Updated - November 17, 2021 04:48 am IST

Published - October 18, 2012 01:22 am IST - NEW DELHI:

Undeterred by Environment Minister Jayanthi Natarajan’s scathing opposition to the setting up of a National Investment Board (NIB) to expedite clearances for major infrastructure projects, the Finance Ministry has written to the PMO detailing why Ms. Natarajan’s fears about the proposed board’s structure and powers are misplaced.

A senior Finance Ministry official told The Hindu that the Environment Ministry’s claims that the NIB would take away its powers to approve projects or overturn its decisions were completely misplaced.

The Finance Ministry argues that the NIB is a Cabinet sub-committee, no different to many existing Cabinet Committees like the ones on Economic Affairs (CCEA), Infrastructure, Security or Investment.

“The Constitution of India has placed executive authority of the state through the President in the Council of Ministers (CoM), who, in turn, delegate authority to the Cabinet, which will, likewise, delegate authority to the NIB for administrative convenience,” the official explained.

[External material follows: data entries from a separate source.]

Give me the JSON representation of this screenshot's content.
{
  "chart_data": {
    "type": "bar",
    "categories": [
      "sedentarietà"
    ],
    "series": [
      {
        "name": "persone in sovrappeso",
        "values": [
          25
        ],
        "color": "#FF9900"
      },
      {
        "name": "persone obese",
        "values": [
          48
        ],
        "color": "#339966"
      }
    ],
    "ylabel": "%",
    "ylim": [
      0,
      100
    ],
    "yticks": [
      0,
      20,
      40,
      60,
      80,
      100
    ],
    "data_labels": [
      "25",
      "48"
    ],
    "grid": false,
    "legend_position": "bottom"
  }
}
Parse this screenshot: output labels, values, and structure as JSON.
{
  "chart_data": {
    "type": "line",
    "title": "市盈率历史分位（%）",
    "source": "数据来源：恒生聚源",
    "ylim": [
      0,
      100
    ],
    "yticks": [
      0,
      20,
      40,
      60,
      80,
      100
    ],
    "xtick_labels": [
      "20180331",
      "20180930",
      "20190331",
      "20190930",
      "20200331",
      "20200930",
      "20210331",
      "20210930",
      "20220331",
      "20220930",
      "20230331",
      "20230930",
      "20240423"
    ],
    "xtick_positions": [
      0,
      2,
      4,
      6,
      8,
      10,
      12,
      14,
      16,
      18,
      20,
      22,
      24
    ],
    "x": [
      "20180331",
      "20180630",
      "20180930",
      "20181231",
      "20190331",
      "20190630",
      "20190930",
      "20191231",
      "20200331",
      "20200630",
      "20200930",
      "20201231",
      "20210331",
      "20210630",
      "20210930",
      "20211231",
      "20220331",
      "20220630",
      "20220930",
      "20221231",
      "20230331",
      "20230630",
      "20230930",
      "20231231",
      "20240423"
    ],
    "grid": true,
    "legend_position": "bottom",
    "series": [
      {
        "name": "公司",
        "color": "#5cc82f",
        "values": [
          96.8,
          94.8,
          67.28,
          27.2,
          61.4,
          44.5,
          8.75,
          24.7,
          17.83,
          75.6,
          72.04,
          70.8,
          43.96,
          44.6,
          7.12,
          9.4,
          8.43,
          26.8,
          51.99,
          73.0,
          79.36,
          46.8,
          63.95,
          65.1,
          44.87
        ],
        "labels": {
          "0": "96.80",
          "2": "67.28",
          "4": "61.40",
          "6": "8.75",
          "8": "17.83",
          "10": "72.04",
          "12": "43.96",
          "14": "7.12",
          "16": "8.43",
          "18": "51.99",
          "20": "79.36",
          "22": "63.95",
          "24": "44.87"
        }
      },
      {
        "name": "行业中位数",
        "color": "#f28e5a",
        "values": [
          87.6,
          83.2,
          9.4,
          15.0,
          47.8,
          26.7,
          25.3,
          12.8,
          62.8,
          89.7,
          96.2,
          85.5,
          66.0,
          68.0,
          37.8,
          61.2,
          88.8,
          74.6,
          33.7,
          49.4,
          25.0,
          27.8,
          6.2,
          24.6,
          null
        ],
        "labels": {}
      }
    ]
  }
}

“Individual Ministries hold only delegated power. No Ministry has original jurisdiction since neither the Constitution nor the law of the land bestows this authority. For a Ministry to question the authority of the Cabinet over its own authority is contradictory to and violative of the Constitutional authority of the country,” he added.

The Finance Ministry believes the charge that the NIB would be superseding the powers of the Environment Ministry without any of its domain knowledge, is unfounded.

“The Cabinet note states that the NIB will, in consultation with the concerned ministry — which in this case is Environment — determine different timelines for different types of approvals for the three categories of orange, yellow and green industries, with further differentiation based on level of investments. The power of the Environment Ministry will only devolve to the NIB if it defaults on mutually negotiated deadlines,” the official says.

This implies that any Ministry can accept or reject applications for various approvals using its domain knowledge without any interference from the NIB as long as these decisions are settled within pre-set deadlines, making government decision-making predictable, while removing the ability of any individual or organisation to use discretionary powers to inordinately delay decisions.